The use of existing tools to implement rule-based mediation increases its usability for other researchers as well as decreases the development time. Therefore wherever possible, existing tools were used. Protege 3.4 was used to edit and view the ontologies in this project. The PSI-MIF syntactic ontology used for BioGRID and the UniProtKB syntactic ontology were generated using the XMLTab plugin for Protege 3.4. Once the syntactic ontologies are created, further editing can be performed at any time, as needed. This plugin has a number of advantages and disadvantages, but overall it was a good choice for the initial creation of the new syntactic ontologies.

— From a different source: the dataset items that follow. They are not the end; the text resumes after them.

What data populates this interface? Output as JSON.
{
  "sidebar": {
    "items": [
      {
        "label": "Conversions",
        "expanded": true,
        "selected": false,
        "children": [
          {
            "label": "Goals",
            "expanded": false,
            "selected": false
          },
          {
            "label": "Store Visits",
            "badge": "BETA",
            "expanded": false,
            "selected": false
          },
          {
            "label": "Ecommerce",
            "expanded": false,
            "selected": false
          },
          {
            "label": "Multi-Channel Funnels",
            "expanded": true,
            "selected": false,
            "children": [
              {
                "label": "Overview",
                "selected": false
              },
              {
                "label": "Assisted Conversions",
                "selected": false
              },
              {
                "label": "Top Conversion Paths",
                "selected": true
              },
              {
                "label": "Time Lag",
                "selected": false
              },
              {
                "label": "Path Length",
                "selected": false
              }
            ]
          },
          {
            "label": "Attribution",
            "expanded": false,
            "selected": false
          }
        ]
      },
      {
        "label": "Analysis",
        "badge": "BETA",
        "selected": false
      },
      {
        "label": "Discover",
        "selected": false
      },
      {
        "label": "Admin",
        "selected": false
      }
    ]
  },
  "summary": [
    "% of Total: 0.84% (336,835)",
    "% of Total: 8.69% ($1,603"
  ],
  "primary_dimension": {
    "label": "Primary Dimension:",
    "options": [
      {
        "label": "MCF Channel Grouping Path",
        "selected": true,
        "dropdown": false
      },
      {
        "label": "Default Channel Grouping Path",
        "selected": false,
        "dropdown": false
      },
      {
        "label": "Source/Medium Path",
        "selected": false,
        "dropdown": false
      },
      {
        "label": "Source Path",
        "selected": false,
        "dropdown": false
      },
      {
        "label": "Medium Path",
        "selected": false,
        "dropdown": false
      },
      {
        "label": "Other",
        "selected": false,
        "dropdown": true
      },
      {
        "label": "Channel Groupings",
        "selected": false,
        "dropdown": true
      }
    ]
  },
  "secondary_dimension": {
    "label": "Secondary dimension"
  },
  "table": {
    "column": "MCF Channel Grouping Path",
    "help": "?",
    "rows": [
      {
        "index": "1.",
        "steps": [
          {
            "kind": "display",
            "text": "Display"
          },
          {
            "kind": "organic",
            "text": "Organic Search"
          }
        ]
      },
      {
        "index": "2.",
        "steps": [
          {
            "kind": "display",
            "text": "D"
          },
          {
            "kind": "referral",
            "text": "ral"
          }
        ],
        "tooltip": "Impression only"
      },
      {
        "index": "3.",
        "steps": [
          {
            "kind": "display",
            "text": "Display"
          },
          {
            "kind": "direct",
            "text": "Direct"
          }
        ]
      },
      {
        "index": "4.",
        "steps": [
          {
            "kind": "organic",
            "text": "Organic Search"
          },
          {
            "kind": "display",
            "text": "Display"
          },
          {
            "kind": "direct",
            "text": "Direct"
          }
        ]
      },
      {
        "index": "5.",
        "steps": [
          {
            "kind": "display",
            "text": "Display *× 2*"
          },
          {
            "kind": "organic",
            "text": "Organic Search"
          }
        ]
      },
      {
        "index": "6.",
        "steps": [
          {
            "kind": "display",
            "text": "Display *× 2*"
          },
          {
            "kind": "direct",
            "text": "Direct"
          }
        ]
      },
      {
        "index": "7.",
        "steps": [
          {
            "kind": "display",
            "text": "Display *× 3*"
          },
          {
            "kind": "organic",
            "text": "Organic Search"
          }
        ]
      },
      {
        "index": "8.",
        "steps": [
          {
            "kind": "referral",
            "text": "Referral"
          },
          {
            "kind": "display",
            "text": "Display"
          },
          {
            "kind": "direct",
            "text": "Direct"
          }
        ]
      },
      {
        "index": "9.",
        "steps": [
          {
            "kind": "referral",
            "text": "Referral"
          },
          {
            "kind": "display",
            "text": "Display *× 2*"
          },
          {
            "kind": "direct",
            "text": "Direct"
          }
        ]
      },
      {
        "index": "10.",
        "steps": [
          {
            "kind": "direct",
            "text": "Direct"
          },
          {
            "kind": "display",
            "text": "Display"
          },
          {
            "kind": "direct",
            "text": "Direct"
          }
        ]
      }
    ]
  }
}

XMLTab takes only a few seconds to creates syntactic ontologies. Additionally, if an XML file is provided instead of an XSD, then both classes and instances are generated in the syntactic ontology: the classes represent structural elements and attributes present in the XML file, while the actual data is created as instances within the ontology. The resulting OWL file is an exact duplicate of the XML structure, which is acceptable for the rule-based mediation methodology as semantic heterogeneity is resolved when the data is mapped from the syntactic ontology to the core ontology.
All mapping rules are available for viewing within
and were edited and run within the SWRLTab plugin for Protege 3.4. This
plugin requires the installation of the Jess Rule Engine for Java.
Firstly, all SWRL rules from the syntactic ontologies to the core ontologies were run (BP_*, PSIMIF_*, and UP_*). Secondly, the rules to further place the new instance data the telomere ontology (telomere_000*) were executed. Once complete, the telomere ontology can be queried with SQWRL and viewed. Finally, the queries and rules required for the use cases (telomere_MFO_* and telomere_SQWRL_*) are executed.
Protege 3.4 and the built-in Pellet 1.5.2 reasoner were used to reason over the entire set of integrated ontologies as well as just over the SBML model from the use case within MFO. When running on a dual-CPU laptop running Ubuntu Jaunty Jackalope with 4 Gigabytes of memory, consistency checks for the set of integrated ontologies take approximately 10-15 seconds, while computing inferred types requires approximately 9-12 minutes. Reasoning over just MFO with the annotated model from the use case takes less than 10 seconds for both consistency checks and the computation of inferred types. Future work will include decreasing reasoning times via more efficient reasoners and ontologies, as well as through the use of faster computers. Once the data from the use cases are exported back into MFO, the MFO toolset was used to convert the newly-annotated model from OWL to SBML.